In der Pandemie erlebt Merkel auch eine schwere Niederlage. Im Kampf gegen die dritte Welle beschließt eine Bund-Länder-Runde im März 2021 zu nächtlicher Stunde eine fünftägige «Osterruhe», die Merkel keine
48 Stunden später wieder einkassiert. «Dieser Fehler ist einzig und allein mein Fehler», sagt sie. Auf der Haben-Seite steht dagegen der mit Frankreichs Staatspräsident Emmanuel Macron initiierte und dann im Kreis der EU-Staaten mühsam durchgesetzte Wiederaufbaufonds von
750 Milliarden Euro für die Post-Corona-Zeit.

In der KLIMAPOLITIK fällt die Bilanz der früheren «Klimakanzlerin» heute gemischt aus, wie sie erst jüngst selbst deutlich machte. Zwar sei in ihrer Amtszeit beispielsweise der Anteil der erneuerbaren Energien an der Stromversorgung von 10 auf über 40 Prozent gestiegen und insgesamt «einiges passiert». Zur Begrenzung der Erderwärmung sei aber eben «nicht ausreichend viel passiert».

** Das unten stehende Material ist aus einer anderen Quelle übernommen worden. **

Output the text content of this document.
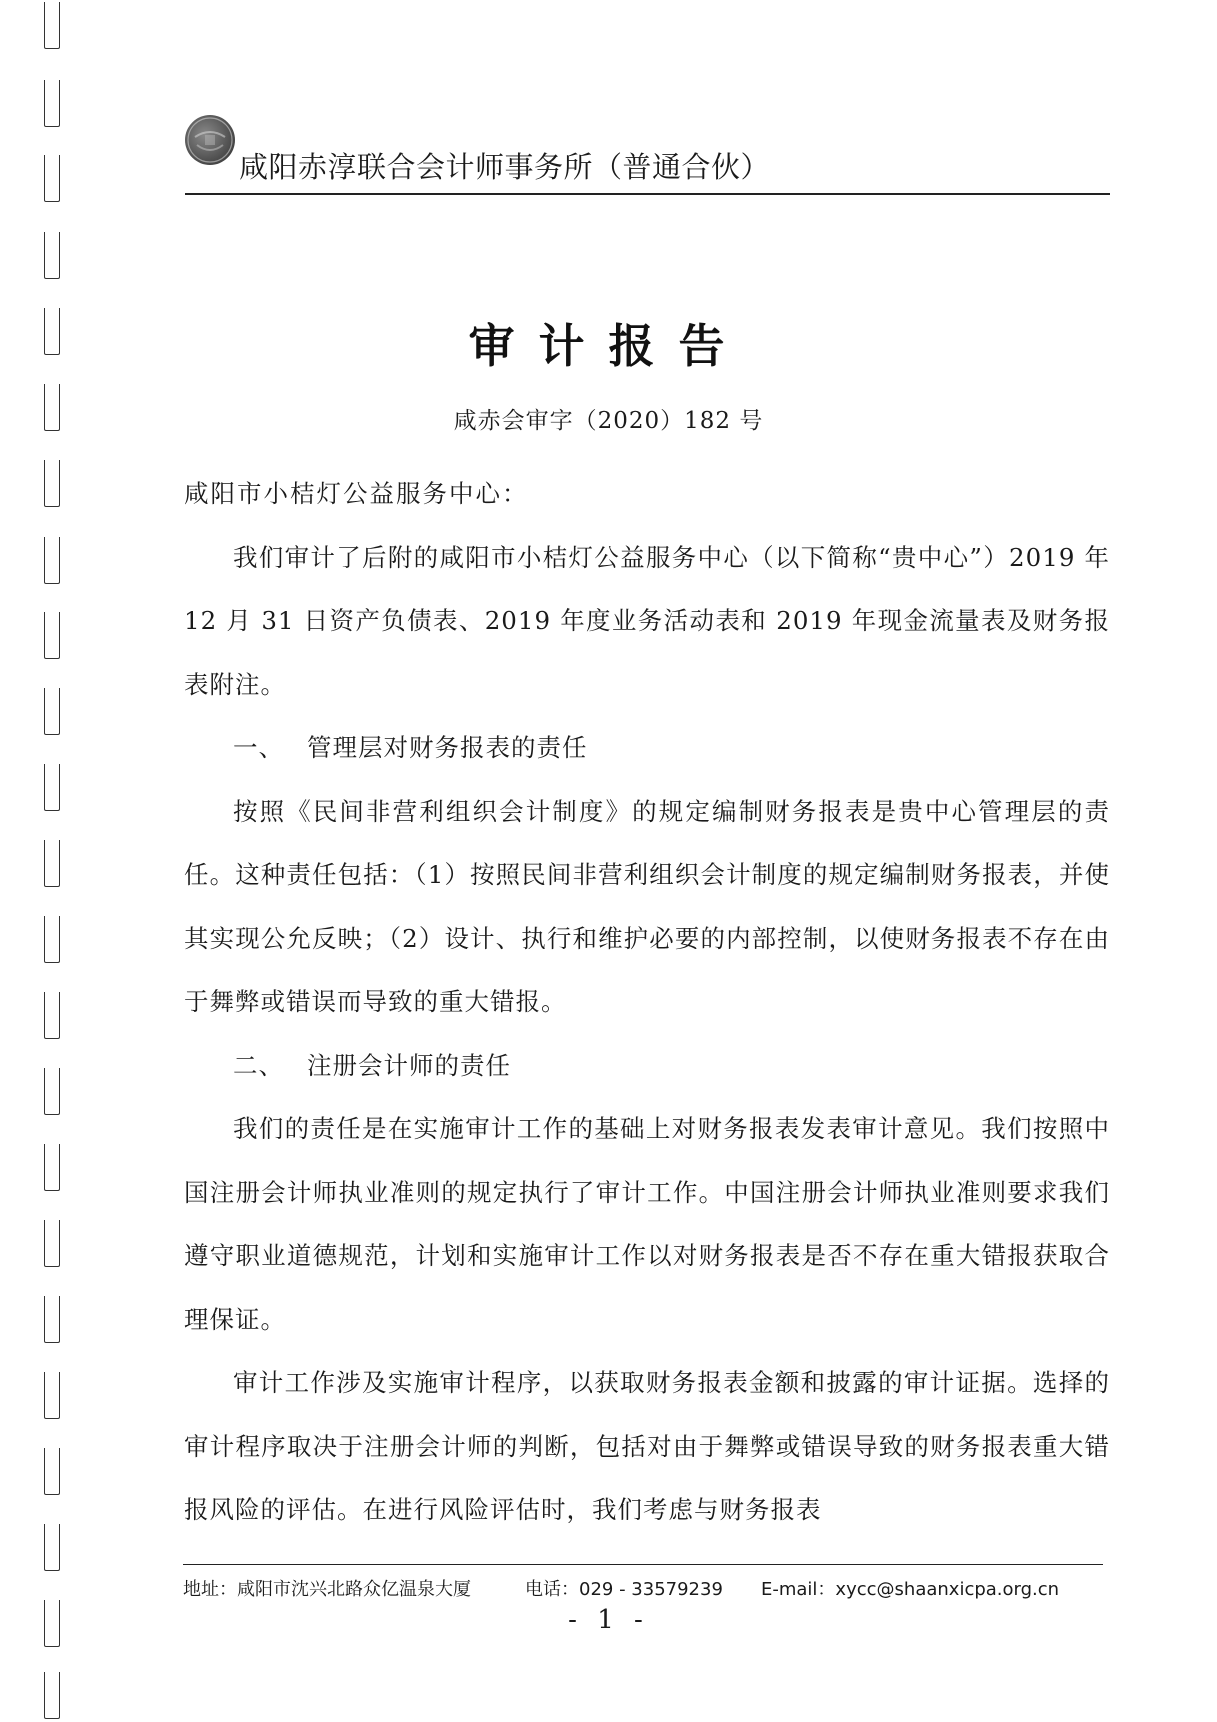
咸阳赤淳联合会计师事务所（普通合伙）
审计报告
咸赤会审字（2020）182 号

咸阳市小桔灯公益服务中心：

我们审计了后附的咸阳市小桔灯公益服务中心（以下简称“贵中心”）2019 年 12 月 31 日资产负债表、2019 年度业务活动表和 2019 年现金流量表及财务报表附注。

一、 管理层对财务报表的责任

按照《民间非营利组织会计制度》的规定编制财务报表是贵中心管理层的责任。这种责任包括：（1）按照民间非营利组织会计制度的规定编制财务报表，并使其实现公允反映；（2）设计、执行和维护必要的内部控制，以使财务报表不存在由于舞弊或错误而导致的重大错报。

二、 注册会计师的责任

我们的责任是在实施审计工作的基础上对财务报表发表审计意见。我们按照中国注册会计师执业准则的规定执行了审计工作。中国注册会计师执业准则要求我们遵守职业道德规范，计划和实施审计工作以对财务报表是否不存在重大错报获取合理保证。

审计工作涉及实施审计程序，以获取财务报表金额和披露的审计证据。选择的审计程序取决于注册会计师的判断，包括对由于舞弊或错误导致的财务报表重大错报风险的评估。在进行风险评估时，我们考虑与财务报表

地址：咸阳市沈兴北路众亿温泉大厦	电话：029 - 33579239 E-mail：xycc@shaanxicpa.org.cn
- 1 -
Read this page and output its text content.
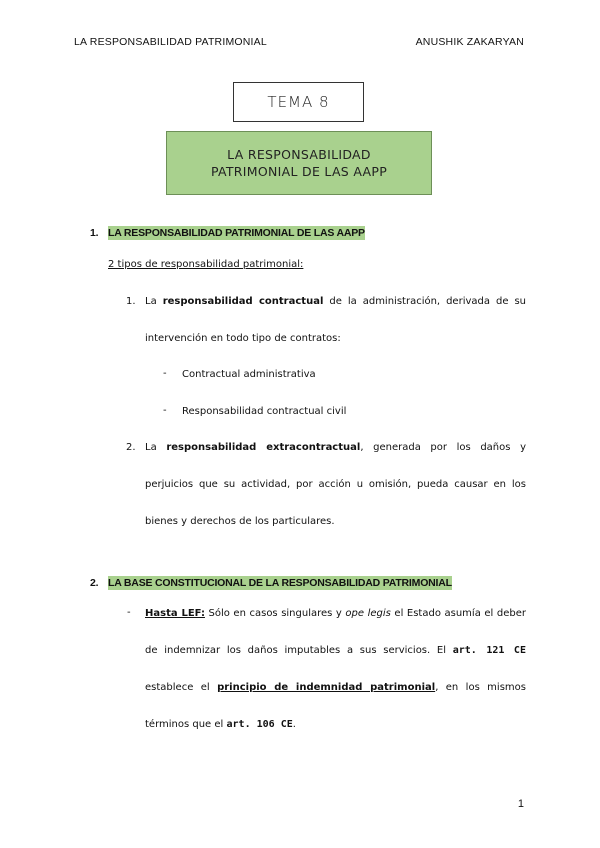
LA RESPONSABILIDAD PATRIMONIAL	ANUSHIK ZAKARYAN
TEMA 8
LA RESPONSABILIDAD
PATRIMONIAL DE LAS AAPP
1. LA RESPONSABILIDAD PATRIMONIAL DE LAS AAPP
2 tipos de responsabilidad patrimonial:
1. La responsabilidad contractual de la administración, derivada de su
intervención en todo tipo de contratos:
- Contractual administrativa
- Responsabilidad contractual civil
2. La responsabilidad extracontractual, generada por los daños y
perjuicios que su actividad, por acción u omisión, pueda causar en los
bienes y derechos de los particulares.
2. LA BASE CONSTITUCIONAL DE LA RESPONSABILIDAD PATRIMONIAL
- Hasta LEF: Sólo en casos singulares y ope legis el Estado asumía el deber
de indemnizar los daños imputables a sus servicios. El art. 121 CE
establece el principio de indemnidad patrimonial, en los mismos
términos que el art. 106 CE.
1
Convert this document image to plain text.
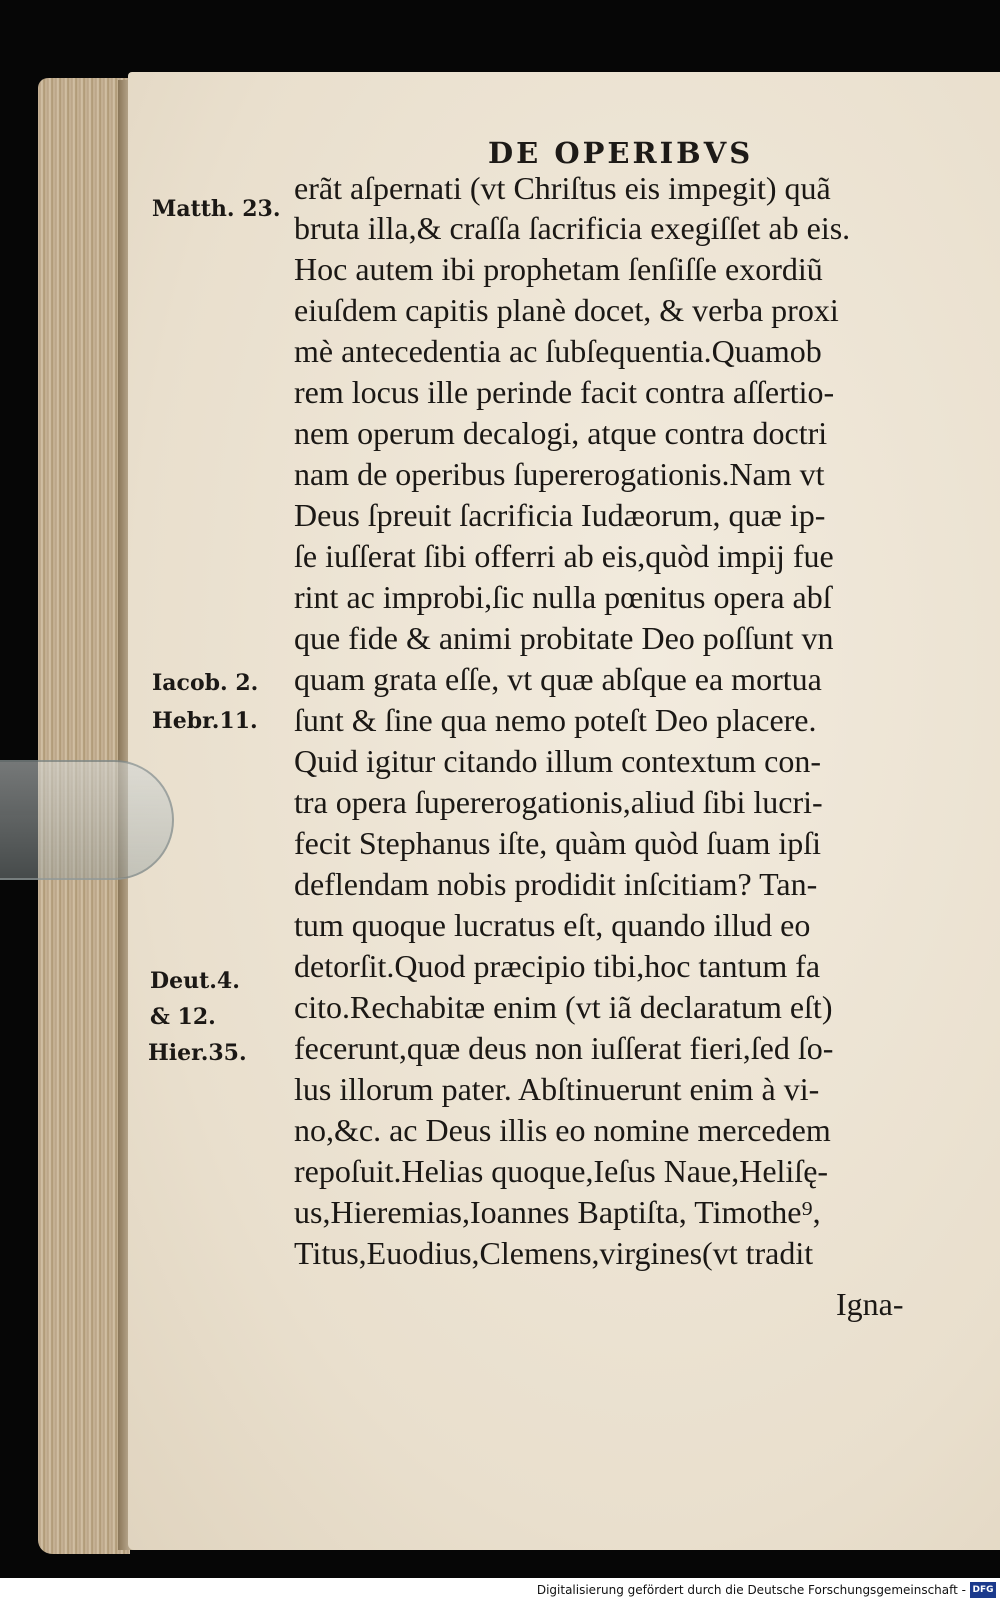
DE OPERIBVS
Matth. 23.
Iacob. 2.
Hebr.11.
Deut.4.
& 12.
Hier.35.
erãt aſpernati (vt Chriſtus eis impegit) quã
bruta illa,& craſſa ſacrificia exegiſſet ab eis.
Hoc autem ibi prophetam ſenſiſſe exordiũ
eiuſdem capitis planè docet, & verba proxi
mè antecedentia ac ſubſequentia.Quamob
rem locus ille perinde facit contra aſſertio-
nem operum decalogi, atque contra doctri
nam de operibus ſupererogationis.Nam vt
Deus ſpreuit ſacrificia Iudæorum, quæ ip-
ſe iuſſerat ſibi offerri ab eis,quòd impij fue
rint ac improbi,ſic nulla pœnitus opera abſ
que fide & animi probitate Deo poſſunt vn
quam grata eſſe, vt quæ abſque ea mortua
ſunt & ſine qua nemo poteſt Deo placere.
Quid igitur citando illum contextum con-
tra opera ſupererogationis,aliud ſibi lucri-
fecit Stephanus iſte, quàm quòd ſuam ipſi
deflendam nobis prodidit inſcitiam? Tan-
tum quoque lucratus eſt, quando illud eo
detorſit.Quod præcipio tibi,hoc tantum fa
cito.Rechabitæ enim (vt iã declaratum eſt)
fecerunt,quæ deus non iuſſerat fieri,ſed ſo-
lus illorum pater. Abſtinuerunt enim à vi-
no,&c. ac Deus illis eo nomine mercedem
repoſuit.Helias quoque,Ieſus Naue,Heliſę-
us,Hieremias,Ioannes Baptiſta, Timothe⁹,
Titus,Euodius,Clemens,virgines(vt tradit
Igna-
Digitalisierung gefördert durch die Deutsche Forschungsgemeinschaft - DFG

Bei manchen KURSWECHSELN Merkels wäre es den Konservativen in ihrer Partei dagegen bis heute lieber, es wäre weniger geschehen.
Eigentlich zeichnen sie Geradlinigkeit und Prinzipientreue aus. Umso auffälliger sind Korrekturen wie das Aussetzen der Wehrpflicht 2010 oder der Beschluss zum Ausstieg aus der Atomenergie als Folge der Reaktorkatastrophe in Fukushima 2011. Auch die Einführung der Ehe für alle 2017 fällt in diese Kategorie.

Mit Merkel zieht 2005 ein nüchterner Stil ins Kanzleramt ein.
Extravaganzen ihres SPD-Vorgängers Gerhard Schröder, der sich im Brioni-Anzug und mit Cohiba-Zigarre gefiel, sind ihr fremd. Merkel bereitet sich akribisch auf Termine vor, die promovierte Physikerin geht Probleme mit naturwissenschaftlicher Sachlichkeit an. Zehnmal in Folge ernennt das US-Magazin «Forbes» sie zur mächtigsten Frau der Welt. Ihr Markenzeichen werden die zur Raute gefalteten Hände.

Privates bleibt bei Merkel über all die Jahre weitgehend privat.
Einige Fotos aus dem Urlaub etwa beim Spaziergehen auf Ischia oder beim Wandern in Südtirol mit Ehemann Joachim Sauer bieten seltene Einblicke in das Leben jenseits der Politik. Ihre Liebe für die Oper zeigt sich im jährlichen Besuch der Wagner-Festspiele in Bayreuth.

Eine Bilanz ihrer Amtszeit? Merkel mag sie nicht selbst ziehen.
George W. Bush, der erste von vier US-Präsidenten, die sie erlebt hat, bescheinigte ihr soeben im Interview mit der Deutschen Welle, sie habe «das getan, was das Beste für Deutschland ist».

Noch aber ist sie im Amt - und das dürfte nach der Bundestagswahl am 26. September eine Weile so bleiben, je nachdem, wie lange sich die Koalitionsverhandlungen hinziehen. Nicht unrealistisch ist, dass die geschäftsführend weiterregierende Merkel sogar noch ihren einstigen politischen Ziehvater Helmut Kohl als den Kanzler mit der längsten Amtszeit ablöst. Am 17. Dezember wäre es so weit.